How AI can help HR combat bias and discrimination in the hiring process
As workplaces strive for greater diversity, can we turn to AI to help us remove bias and discrimination? Or does it make the problem worse?
As workplaces strive for greater diversity and inclusivity, bias and discrimination in hiring remain significant challenges. Two large field studies from the Department of Work and Pensions in 2008 and 2009, and the European Project in 2019, show the persistent existence of ethnic discrimination in the hiring process. These studies, spanning across the UK, US, Germany, The Netherlands, Norway, and Spain, highlight the systemic nature of this issue.
Let’s start at screening
Racial bias in the screening process is often at the root of this discrimination, serving as a critical barrier to entry into organizations. In response, companies like Starbucks, Google, and the UK Civil Service have implemented unconscious bias and diversity training programs to address these challenges. While research shows that diversity training can be effective when properly applied, it has limitations, and its impact can diminish over time.
While diversity training is crucial, the advent of AI offers HR departments an additional tool to combat bias and discrimination at the screening stage. By leveraging AI and algorithms, the hope is that human unconscious bias can be minimized or even removed from the hiring process. However, AI is not a flawless solution—many algorithms currently used in applicant tracking systems have been shown to replicate, and sometimes even amplify, the very biases they were designed to eliminate.
For example, even AI tools like ChatGPT, which openly acknowledge their own biases, can unintentionally reflect racial or gender bias because they are trained on data from an unequal world. Developers are aware of this and are working to feed AI systems more representative datasets, but this is a work in progress. Given these limitations, human oversight remains necessary. Within this governance framework, AI can still play a powerful role in helping HR reduce bias in hiring.
Reducing bias in job descriptions
Research shows that job descriptions often contain bias, which can deter or even exclude qualified candidates from diverse backgrounds. Tools like ChatGPT can quickly review job descriptions and identify areas of cultural bias more efficiently than humans. Common areas where bias can occur include:
- Gendered language
- Exclusionary terms
- Excessive educational or experience requirements
- Inflexible working hours or location preferences
- “Cultural fit” criteria that may unintentionally exclude diverse candidates
Once bias is detected, AI tools can suggest more inclusive alternatives, helping job descriptions appeal to a wider pool of applicants. ChatGPT can also explain its methodology and justify its recommendations. When used effectively, these tools can increase job ad response rates and reduce the cost per applicant. However, while AI provides valuable insights, HR professionals retain ultimate control over the final iteration of the job description..
AI-powered blind hiring
Blind hiring, the process of removing information like age, race, gender, and educational background from applications, ensures that hiring managers focus purely on a candidate’s job-specific qualifications. Previously considered too labour-intensive, AI has made blind hiring more feasible by automating much of the process.
However, deciding whether to implement AI-powered blind hiring requires careful consideration. For example, if your data shows that your organisation is already successful in attracting a diverse pool of candidates but struggles to convert them into diverse hires, blind hiring may not improve diversity. Instead, reducing bias in the interview process or final selection decisions might be more effective.
AI can produce bias-free structured interview questions
AI-powered tools can also assist HR in developing structured interview questions that are free from bias, ensuring that all candidates are evaluated on their skills rather than subjective criteria. Additionally, AI-driven interview tools are emerging, which are designed to reduce bias in the interview process. Although these tools show promise, studies, including one by MIT Technology Review, suggest that AI is not yet qualified to make hiring decisions on its own. Instead, AI should be used in conjunction with human interviewers to help identify and address biases.

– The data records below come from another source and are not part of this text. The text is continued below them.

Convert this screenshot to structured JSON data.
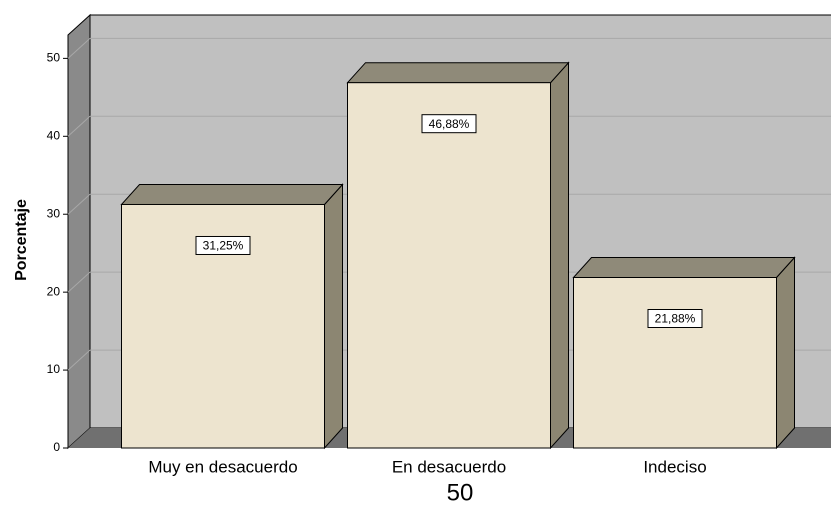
{
  "chart_data": {
    "type": "bar3d",
    "ylabel": "Porcentaje",
    "categories": [
      "Muy en desacuerdo",
      "En desacuerdo",
      "Indeciso"
    ],
    "values": [
      31.25,
      46.88,
      21.88
    ],
    "value_labels": [
      "31,25%",
      "46,88%",
      "21,88%"
    ],
    "color": "#ede4cf",
    "ylim": [
      0,
      53
    ],
    "yticks": [
      0,
      10,
      20,
      30,
      40,
      50
    ],
    "grid": true
  },
  "page_number": "50"
}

While AI is not a perfect solution, it offers HR departments a valuable tool to combat bias and discrimination in hiring. From reducing bias in job descriptions to facilitating blind hiring and developing structured, unbiased interview questions, AI has the potential to create a more equitable hiring process. However, it is essential to maintain human oversight and for product developers to continuously improve the algorithms used to ensure fairness and inclusivity. When used thoughtfully, AI can complement existing diversity efforts and help create more inclusive workplaces.